Dix ans de prison n’ont pas fait passer à « Duke » Anderson l’envie de faire sauter des portes de coffres-forts. À peine a-t-il purgé sa peine que celui-ci met sur pied un nouveau coup : braquer un immeuble de luxe entier et ses riches locataires. Ce qu’il ne sait pas, c’est que la quasi-totalité de ses faits et gestes sont enregistrés.
Un an avant le scandale du Watergate et la micro-vague de thrillers paranoïaques qui la suivra (des films d’Alan J. Pakula à Conversations secrètes de Coppola), Sidney Lumet s’attaque déjà au sujet de la surveillance. La traduction française du titre original (The Anderson Tapes) ne retranscrit d’ailleurs pas l’intéressant pluriel : car ces « enregistrements Anderson » sont de natures diverses, dans une ville où tout le monde s’épie. Le film s’ouvre sur un témoignage d’Anderson filmé lors d’une thérapie carcérale. Plus tard, ses propos tombent par hasard dans l’oreille d’un détective privé mandaté par un conjoint jaloux. Ailleurs encore, ce sont des écoutes illégales du FBI qui surprennent une de ses conversations. Symboliquement, tout ce Dossier Anderson peut être vu comme la somme des différentes formes de surveillance dont le héros fait l’objet, comme une vaste intrusion dans sa vie privée, jusque dans son lit. Toute l’ironie du propos de Lumet étant que (gare au divulgâchage) ce ne sera pas par ces écoutes officielles mais stériles qu’Anderson tombera, mais par la main innocente d’un enfant équipé d’une radio.

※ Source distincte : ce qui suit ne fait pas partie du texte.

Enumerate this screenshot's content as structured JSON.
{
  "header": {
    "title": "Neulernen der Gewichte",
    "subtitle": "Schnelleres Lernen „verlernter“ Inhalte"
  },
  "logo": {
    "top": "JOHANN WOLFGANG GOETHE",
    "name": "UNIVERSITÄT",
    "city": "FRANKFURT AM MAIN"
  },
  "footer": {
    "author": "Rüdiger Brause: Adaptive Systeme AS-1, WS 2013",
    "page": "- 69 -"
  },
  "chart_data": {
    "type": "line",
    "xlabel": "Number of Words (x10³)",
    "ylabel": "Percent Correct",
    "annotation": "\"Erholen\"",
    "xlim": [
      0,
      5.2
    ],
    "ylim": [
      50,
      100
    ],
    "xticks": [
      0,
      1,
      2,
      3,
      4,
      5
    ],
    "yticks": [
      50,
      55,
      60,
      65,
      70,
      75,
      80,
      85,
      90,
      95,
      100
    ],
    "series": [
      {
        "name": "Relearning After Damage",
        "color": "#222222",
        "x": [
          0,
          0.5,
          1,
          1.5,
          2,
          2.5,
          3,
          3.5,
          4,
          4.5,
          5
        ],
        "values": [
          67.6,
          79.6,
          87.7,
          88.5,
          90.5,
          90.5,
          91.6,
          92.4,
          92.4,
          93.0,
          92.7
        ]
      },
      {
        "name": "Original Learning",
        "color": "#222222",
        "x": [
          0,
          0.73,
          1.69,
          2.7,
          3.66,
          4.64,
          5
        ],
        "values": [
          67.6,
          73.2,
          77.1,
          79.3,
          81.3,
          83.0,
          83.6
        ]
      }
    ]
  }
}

Le braquage a donc avant-même qu’il soit lancé un goût d’impossible. Le Dossier Anderson fait partie de ces récits de gangsters ayant remplacé les films noirs à partir des années 60 et 70, et qui en gardent le pessimisme tout en se départissant de leur stylisation visuelle. Avare en musique (au profit d’effets sonores électroniques omniprésents et dérangeants), l’esthétique adoptée par Lumet est quasi documentaire. La séquence de braquage elle-même est d’un réalisme déroutant, d’abord par sa longueur, mais surtout par ses nombreux détails anti-romanesques, dont le plus fascinant est sans doute l’intervention policière : il faut voir les pauvres hommes se tortiller sur des corniches, s’agripper en tremblant à leurs cordes, s’écorcher les mains…
Sean Connery incarne un Anderson ontologiquement cambrioleur, incapable de vivre autrement qu’en adoptant ce rôle qui le définit entièrement, et qui planifie moins son opération pour la somme à récupérer que pour l’acte de cambrioler lui-même. Le mafieux qui le finance n’est pas très différent. Ses affaires sont florissantes, mais trop calmes ; il souhaite seulement vivre par procuration une aventure comme il n’en connaît plus. Le monologue qu’il prononce aux côtés d’un parrain sénile incapable de lui répondre, et dont il semble avoir pris la place sans que personne ne le sache, évoque tout l’ennui et toute la solitude auxquelles aucun des personnages ne semble échapper ; comme ce jeune homme désœuvré, entraîné dans l’opération par Anderson (première apparition de Christopher Walken au cinéma) ; comme ce vieillard, insistant pour rejoindre l’équipe car incapable de retrouver une vie dont il a été privé par la prison… Il fallait bien le mélange de rage et de naïveté insufflé par Sean Connery à son personnage et le talent de Sydney Lumet pour parvenir à ainsi mêler braquage, politique et poésie.
Le Dossier Anderson / de Sydney Lumet / Avec Sean Connery, Dyan Cannon, Martin Balsam, Christopher Walken / États-Unis / 1h39 / 1971.